The Mortgage Bankers Association and the National Association of Realtors have been saying the same thing for months. The Realtors group estimates that the high fees may have kept up to 375,000 potential buyers from using FHA loans last year. Some of those borrowers could not secure any other type of financing. The group also says that the share of people who use FHA loans to buy their first homes shrank from 56 percent to 39 percent during the past four years.
In a report submitted to Congress last month, FHA put a positive spin on how much it helped first-time buyers, emphasizing that 81 percent (or 480,000) of the home purchase loans the agency insured last fiscal year went to that core market.
But that’s 46 percent less than in 2010 (when FHA’s popularity soared) and 30 percent less than in 2000 (more normal times), said Brian Chappelle, a banking industry consultant and a former FHA official. It’s unlikely that the high fees are the only reason behind the drops. Other factors are holding back potential buyers, including tighter lending standards and a weak job market. But the fees couldn’t be helping, Chappelle said.
In its report to Congress, the FHA also said it is trying to scale back its role in the housing market in hopes that the private sector will fill the void. In 2010, the agency had 40 percent of all home purchase loans. It now has about 22 percent.

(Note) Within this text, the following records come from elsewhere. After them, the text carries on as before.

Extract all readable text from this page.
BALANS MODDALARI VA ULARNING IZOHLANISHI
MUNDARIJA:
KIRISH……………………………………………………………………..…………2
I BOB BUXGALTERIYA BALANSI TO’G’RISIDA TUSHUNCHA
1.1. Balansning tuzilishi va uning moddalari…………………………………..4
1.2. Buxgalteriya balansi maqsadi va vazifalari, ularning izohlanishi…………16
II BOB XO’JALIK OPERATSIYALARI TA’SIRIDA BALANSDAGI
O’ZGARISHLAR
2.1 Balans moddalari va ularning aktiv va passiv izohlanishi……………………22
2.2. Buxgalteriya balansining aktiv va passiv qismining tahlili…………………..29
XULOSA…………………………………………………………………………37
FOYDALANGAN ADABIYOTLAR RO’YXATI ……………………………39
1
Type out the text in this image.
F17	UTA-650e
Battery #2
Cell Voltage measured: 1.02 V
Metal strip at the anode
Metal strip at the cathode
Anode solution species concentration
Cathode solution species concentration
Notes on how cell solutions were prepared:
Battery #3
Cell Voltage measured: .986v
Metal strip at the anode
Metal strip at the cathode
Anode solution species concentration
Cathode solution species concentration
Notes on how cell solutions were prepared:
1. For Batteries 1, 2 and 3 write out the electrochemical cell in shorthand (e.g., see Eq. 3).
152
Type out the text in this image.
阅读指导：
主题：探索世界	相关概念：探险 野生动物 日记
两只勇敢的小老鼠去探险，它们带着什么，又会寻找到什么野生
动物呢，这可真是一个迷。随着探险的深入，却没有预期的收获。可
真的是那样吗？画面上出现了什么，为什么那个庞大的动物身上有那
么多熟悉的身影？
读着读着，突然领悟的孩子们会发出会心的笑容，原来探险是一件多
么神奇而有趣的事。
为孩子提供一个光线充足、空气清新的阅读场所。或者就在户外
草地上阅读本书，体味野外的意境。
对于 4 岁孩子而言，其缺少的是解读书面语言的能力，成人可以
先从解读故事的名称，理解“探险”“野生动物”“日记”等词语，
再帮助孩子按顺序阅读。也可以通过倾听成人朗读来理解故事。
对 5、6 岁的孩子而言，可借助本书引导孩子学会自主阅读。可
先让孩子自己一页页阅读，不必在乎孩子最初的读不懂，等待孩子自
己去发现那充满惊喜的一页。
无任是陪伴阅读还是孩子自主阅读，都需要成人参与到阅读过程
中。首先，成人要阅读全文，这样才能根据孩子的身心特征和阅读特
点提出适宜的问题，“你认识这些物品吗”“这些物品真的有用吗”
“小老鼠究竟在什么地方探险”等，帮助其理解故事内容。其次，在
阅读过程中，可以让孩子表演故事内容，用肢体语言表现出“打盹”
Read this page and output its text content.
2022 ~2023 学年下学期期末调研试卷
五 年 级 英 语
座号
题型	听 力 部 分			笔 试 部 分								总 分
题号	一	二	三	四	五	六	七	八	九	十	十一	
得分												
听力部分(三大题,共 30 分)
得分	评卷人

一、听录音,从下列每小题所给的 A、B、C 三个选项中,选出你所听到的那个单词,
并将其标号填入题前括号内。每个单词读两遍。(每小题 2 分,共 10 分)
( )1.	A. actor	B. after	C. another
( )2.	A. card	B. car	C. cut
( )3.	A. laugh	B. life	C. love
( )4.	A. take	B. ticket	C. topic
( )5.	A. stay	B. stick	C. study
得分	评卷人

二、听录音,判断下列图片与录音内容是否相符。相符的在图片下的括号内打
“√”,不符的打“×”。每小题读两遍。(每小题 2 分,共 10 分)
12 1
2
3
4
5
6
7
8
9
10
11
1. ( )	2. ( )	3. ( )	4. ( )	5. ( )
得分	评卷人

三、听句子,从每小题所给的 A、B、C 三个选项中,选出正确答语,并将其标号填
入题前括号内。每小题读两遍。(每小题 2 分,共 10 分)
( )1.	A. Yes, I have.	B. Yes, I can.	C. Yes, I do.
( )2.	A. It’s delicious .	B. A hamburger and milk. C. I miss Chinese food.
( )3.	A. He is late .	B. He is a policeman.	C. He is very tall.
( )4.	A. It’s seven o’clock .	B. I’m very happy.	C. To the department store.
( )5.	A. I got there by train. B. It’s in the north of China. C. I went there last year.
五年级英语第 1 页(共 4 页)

FHA acknowledged that even as it’s pulling back, the home-buying market has not returned to normal. The volume of loans used to buy single family homes was 44 percent lower in 2008 through 2013 than it was from 1996 through 2001 – the pre-housing bubble era.
Housing officials have not said much about their future plan for borrower fees, even after the report was released.
“FHA has made no decisions regarding the premiums,” said Cameron French, a spokesman for the Department of Housing and Urban Development, which includes FHA. “We are regularly evaluating a number of factors to ensure our premiums are at the right levels. As a result of the most recent annual report, we are looking through new information and will use that to inform any future decisions.”
The FHA is in a tough spot as it weighs what it should do next. While it said it no longer needs taxpayer help, its cash cushion still remains well below the level required by law. That cushion should equal 2 percent of all the loans backed by the agency. Instead it equals just 0.41 percent.
If the agency’s leadership lowers the premiums before boosting its cash reserves to the mandated level, it may please consumer advocates and the housing industry. But it’s likely to anger lawmakers who control HUD’s budget.